Había un desconocido sentado en el vestíbulo, y se puso en pie cuando Quart salió del ascensor. Debía de rondar los cuarenta años y era grueso de cintura, con el pelo lacio lacado de peluquería escaseándole en la coronilla.

– Me llamo Bonafé -se presentó-. Honorato Bonafé.

Quart se dijo que pocos nombres contradecían con tanto descaro el aspecto de su propietario. Honorabilidad y buena fe eran los últimos conceptos asociables con aquella papada prematura que parecía prolongación de las mejillas, y los párpados abolsados en torno a unos ojos pequeños y astutos, que miraban a su interlocutor como preguntándose cuánto podrían obtener por su traje y sus zapatos, si lograban hacerse con ellos para venderlos de segunda mano.

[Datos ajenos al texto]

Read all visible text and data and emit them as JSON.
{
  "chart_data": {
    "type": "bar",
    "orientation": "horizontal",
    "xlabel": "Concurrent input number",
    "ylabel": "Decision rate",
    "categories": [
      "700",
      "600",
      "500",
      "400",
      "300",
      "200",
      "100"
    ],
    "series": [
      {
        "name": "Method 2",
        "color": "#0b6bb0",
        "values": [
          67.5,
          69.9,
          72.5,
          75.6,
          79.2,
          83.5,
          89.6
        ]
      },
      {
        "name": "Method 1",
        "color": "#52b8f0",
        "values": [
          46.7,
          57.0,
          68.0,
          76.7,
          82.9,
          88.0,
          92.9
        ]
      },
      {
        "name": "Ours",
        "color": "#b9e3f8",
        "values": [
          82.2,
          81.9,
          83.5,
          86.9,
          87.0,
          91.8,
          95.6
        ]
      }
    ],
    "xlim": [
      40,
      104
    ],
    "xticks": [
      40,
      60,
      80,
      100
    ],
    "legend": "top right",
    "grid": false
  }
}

– ¿Podemos hablar un momento?

Era un sujeto desagradable, pero más lo era su sonrisa: una mueca fija, obsequiosa y encanallada a un tiempo, semejante a la de un clérigo de la vieja escuela que intentase ganar el favor de un obispo. A aquel individuo, pensó Quart, le habría ido bien la ropa talar en vez del arrugado traje beige y el bolso de cuero sujeto a la muñeca izquierda por su correa. Una muñeca de mano pequeña, gordezuela y fofa, de esas que al estrechar otra sólo ofrecen la punta de los dedos.